Recommended workflow:

  • analyze missingness patterns first (MCAR, MAR, MNAR assumptions)
  • choose imputation strategy by variable type and modeling objective
  • fit imputation using only training folds
  • validate impact on downstream metrics

Common options in modern R workflows include median/mode imputation through recipes, nearest-neighbor imputation, and model-based methods for richer datasets.

12.4 Encoding and transformation pipelines

Advanced workflows usually include mixed variable types and skewed numeric distributions. A practical recipe often combines:

  • dummy encoding for categorical variables
  • variance filtering for unstable predictors
  • normalization for distance/regularized models
  • optional log/Yeo-Johnson transforms for skewed features
library(tidymodels)

df <- read.csv("./datasets/defectPred/unified/Unified-file.csv", stringsAsFactors = FALSE)
df <- df[, c("McCC", "CLOC", "PDA", "PUA", "LLOC", "LOC", "bug")]
df$Defective <- factor(ifelse(df$bug > 0, "Y", "N"))
df$bug <- NULL

rec_adv <- recipe(Defective ~ ., data = df) |>
  step_zv(all_predictors()) |>
  step_nzv(all_predictors()) |>
  step_YeoJohnson(all_numeric_predictors()) |>
  step_normalize(all_numeric_predictors())

rec_adv |> prep() |> juice() |> dplyr::glimpse()

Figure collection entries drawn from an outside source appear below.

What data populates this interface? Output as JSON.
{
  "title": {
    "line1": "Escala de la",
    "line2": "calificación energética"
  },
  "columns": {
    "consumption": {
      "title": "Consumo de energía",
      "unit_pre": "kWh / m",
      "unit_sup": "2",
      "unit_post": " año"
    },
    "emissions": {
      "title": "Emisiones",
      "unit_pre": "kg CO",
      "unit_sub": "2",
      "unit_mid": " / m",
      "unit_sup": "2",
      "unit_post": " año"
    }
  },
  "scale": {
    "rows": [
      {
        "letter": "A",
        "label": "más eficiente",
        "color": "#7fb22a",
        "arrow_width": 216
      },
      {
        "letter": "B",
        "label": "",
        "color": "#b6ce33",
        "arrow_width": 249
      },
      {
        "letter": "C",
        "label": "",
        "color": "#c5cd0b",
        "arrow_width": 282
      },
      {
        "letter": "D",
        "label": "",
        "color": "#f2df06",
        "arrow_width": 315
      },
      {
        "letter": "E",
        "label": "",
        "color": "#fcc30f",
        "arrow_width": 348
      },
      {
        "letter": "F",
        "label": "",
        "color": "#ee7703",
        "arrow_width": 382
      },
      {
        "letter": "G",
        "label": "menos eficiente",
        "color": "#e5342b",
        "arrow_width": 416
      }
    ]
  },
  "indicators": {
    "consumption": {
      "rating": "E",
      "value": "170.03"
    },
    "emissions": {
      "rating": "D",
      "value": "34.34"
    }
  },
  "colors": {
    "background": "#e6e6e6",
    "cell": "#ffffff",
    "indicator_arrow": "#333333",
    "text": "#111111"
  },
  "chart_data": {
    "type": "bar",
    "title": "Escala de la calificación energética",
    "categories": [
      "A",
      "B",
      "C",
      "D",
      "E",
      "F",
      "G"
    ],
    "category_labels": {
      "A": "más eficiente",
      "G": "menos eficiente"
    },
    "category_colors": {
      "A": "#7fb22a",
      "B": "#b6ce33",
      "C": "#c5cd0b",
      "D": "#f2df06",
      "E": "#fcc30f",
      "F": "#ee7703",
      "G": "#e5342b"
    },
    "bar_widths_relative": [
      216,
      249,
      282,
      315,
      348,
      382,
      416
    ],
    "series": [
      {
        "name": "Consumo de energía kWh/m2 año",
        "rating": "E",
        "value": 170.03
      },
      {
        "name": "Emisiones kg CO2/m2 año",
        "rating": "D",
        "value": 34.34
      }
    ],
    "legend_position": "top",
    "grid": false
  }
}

12.5 Temporal splits and concept drift

For SE prediction tasks, data distributions can change across releases (concept drift). Prefer temporal evaluation when date/order information is available.

set.seed(10)
n <- nrow(df)
cutoff <- floor(0.7 * n)

train_time <- df[1:cutoff, ]
test_time <- df[(cutoff + 1):n, ]

summary(train_time$LOC)
summary(test_time$LOC)

12.6 Deployment consistency

A frequent production issue is mismatch between training-time preprocessing and inference-time preprocessing. Persist preprocessing objects (recipes, lookup tables, selected features) and reuse them unchanged in deployment.